The cover for My Fair Concubine had so much to it that there’s a lot to kibitz about. But first things first…
Last week I took entries in the Guess My Cover Contest on what the cover would look like based on the info I gave to the Harlequin art department. The winner of the closest guess goes to:
I’m basing my judgment on the fact that she guessed the hero would be dressed like the still from Red Cliff and standing behind Yan Ling. I think that’s definitely the reference picture they used to get his look.
Best guess goes to:
I liked the sensual description of the hero and the heroine and I love the idea of architecture in the background to show the urban setting of the story.
Author copies arrive next month. I’ll contact the winners to get their address so I can send the books to you a month before release date. 🙂
I like to do these cover discussion posts because it’s so interesting how the stories get translated into artwork. The cover artists don’t read the book usually, but they do get a lot of input from the editor and author. Of course, my vision never matches up completely with the marketing department’s vision, but that’s the nature of the beast.
Also, Tang Dynasty fashion is sort of a new thing for Harlequin. I feel they’ve done a spectacular job recreating the look and feel. I like to discuss the costuming and historical appropriateness for those who are into costuming.

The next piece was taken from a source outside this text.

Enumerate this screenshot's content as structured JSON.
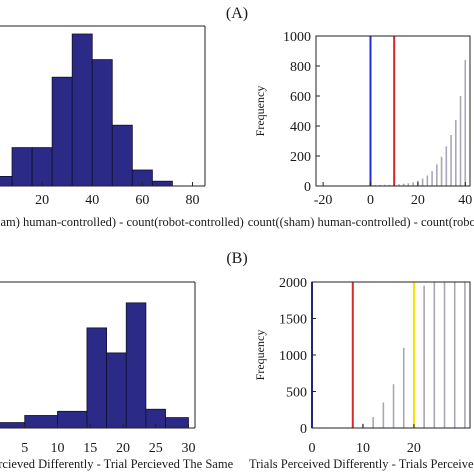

So first off — This cover, like the ones before, definitely stands out. When the Butterfly Swords cover was revealed, I thought it was dramatic and I loved that she was wielding a sword, but I was worried that it didn’t look really “romance-y”. Since then, the next two novels have definitely conveyed the lush and sensual tone that I hope comes out in my books.

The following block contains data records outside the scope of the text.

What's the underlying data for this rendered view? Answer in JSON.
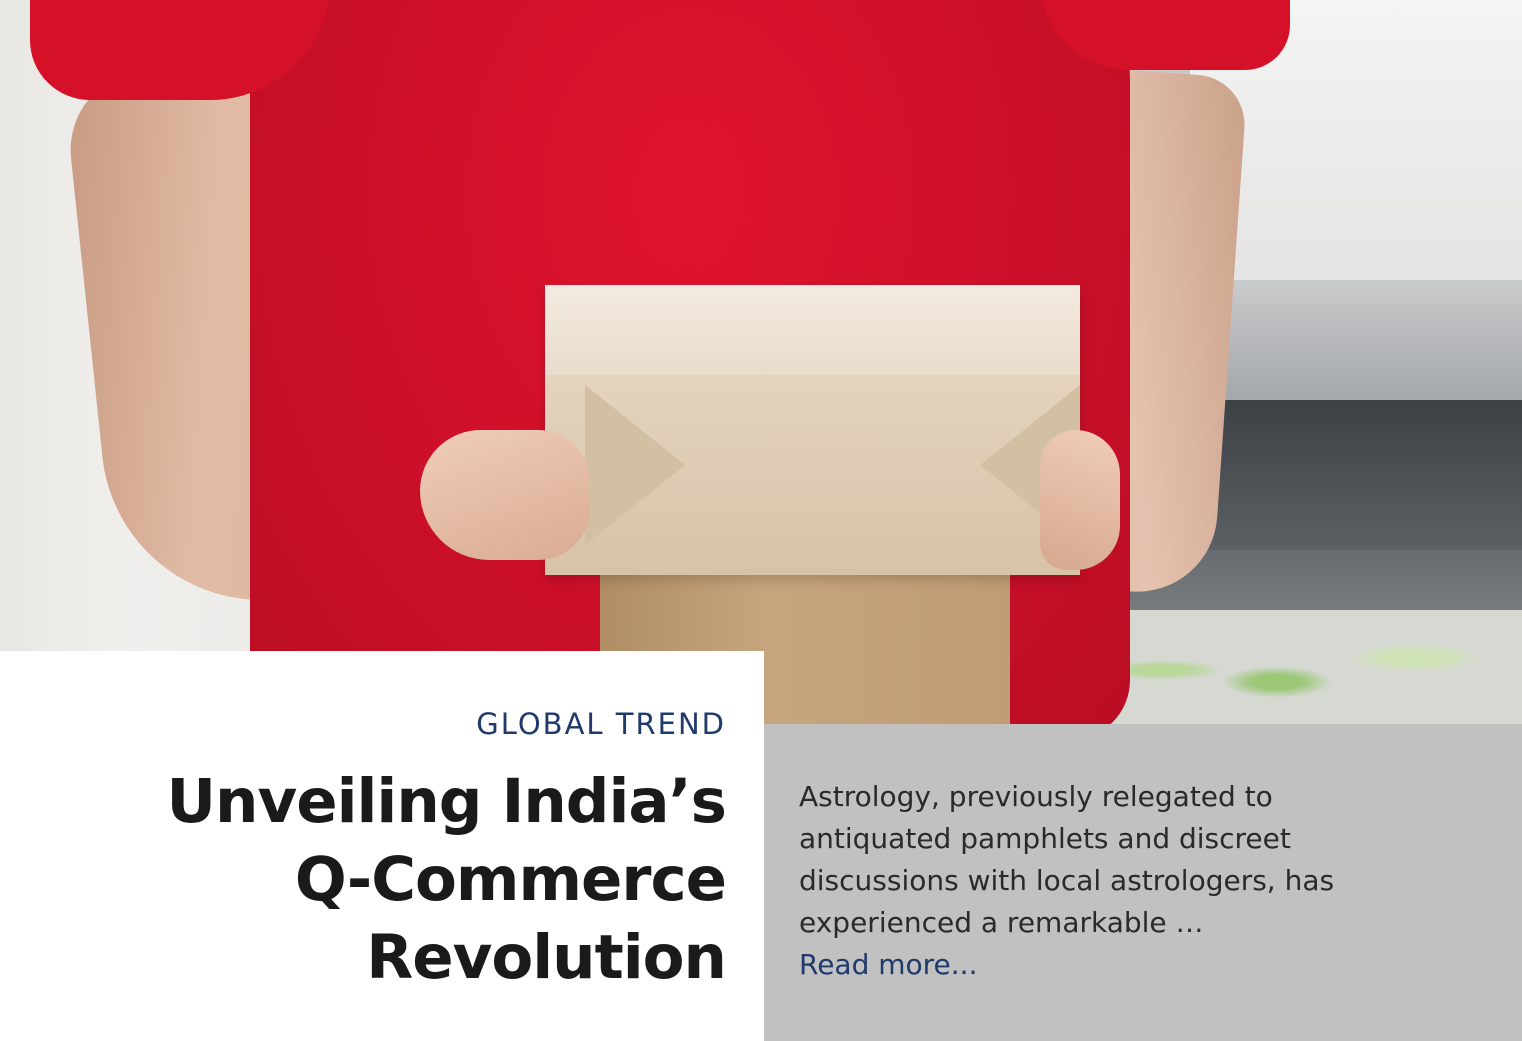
{
  "hero": {
    "image_subject": "delivery-person-holding-box"
  },
  "article": {
    "category": "GLOBAL TREND",
    "title": "Unveiling India’s Q-Commerce Revolution",
    "excerpt": "Astrology, previously relegated to antiquated pamphlets and discreet discussions with local astrologers, has experienced a remarkable …",
    "read_more_label": "Read more..."
  },
  "colors": {
    "accent_blue": "#1f3a6b",
    "title_text": "#1a1a1a",
    "panel_grey": "#c1c1c1",
    "shirt_red": "#d0102a"
  }
}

I love the peach blossoms in the background and the echo of it in Yan Ling’s hair. The romance takes place in spring/summer as well so it’s just a really nice touch.
The hero – Wow! He’s intense. I mentioned that he sort of reminds me of the desert bandit Lo from Crouching Tiger, Hidden Dragon. Mostly because of the wild hair and high cheekbones.
I’m glad to give some hot Asian dudes a chance to be cover models. 😉
I was surprised that Yan Ling was actually facing away from camera. It makes the cover center around the hero…just a first for my covers.
Let’s talk about hair and clothing now. This cover is the most accurate depiction I’ve gotten of Tang Dynasty clothing and hair style to date. Yan Ling’s hair ornaments and how her hair is partially pinned up and partially down is spot on. I always envisioned Yang Guifei’s famous “Falling off a horse” hairstyle to be something like this part up, part down look. (You’re looking at me like I’m crazy — this was truly a famous hairstyle of the time. I’ve said before that the palace concubines were like the supermodels of the Tang Dynasty).
Her clothing is also very appropriate in terms of the sash and the flowing sleeves. The Dragon and the Pearl cover showed Suyin with a sexier look, but she was a courtesan and a much sexier character.
Now for Fei Long, the hero. His hair is long — which is appropriate to the era — but it’s not tied up in a top knot. This makes him look like a rebel. He’s also in period appropriate armor, but I sort of struggled with that image. The character does have a military position, but we never see him on the battlefield. Military officers were expected to be gentlemen, well-versed in poetry, music, and calligraphy. This plays a huge part in the characterizations in the movie Red Cliff, if you’ve seen it. It also plays a huge part in My Fair Concubine.
My Fei Long is more “buttoned-down” and understated. He’s well-educated and a bit of a square, a la Henry Higgins. The cover Fei Long looks ready to fight off a horde of invaders! Author Inez Kelley, one of my most trusted readers, noted that she could see this guy as Li Tao. I’d agree — if you switch the hero from The Dragon and the Pearl with this hero, it might work. Though that dude was perfect for the quiet power of Li Tao.
And I have a sword on my cover! It looks to be a jian too, as I noted. I’m so impressed that they paid such attention to detail. I’m hoping that the art department is having a good time working on these covers since they’re such a departure from the current repertoire.
All things considered — Does Harlequin know how to bring the drama, or what?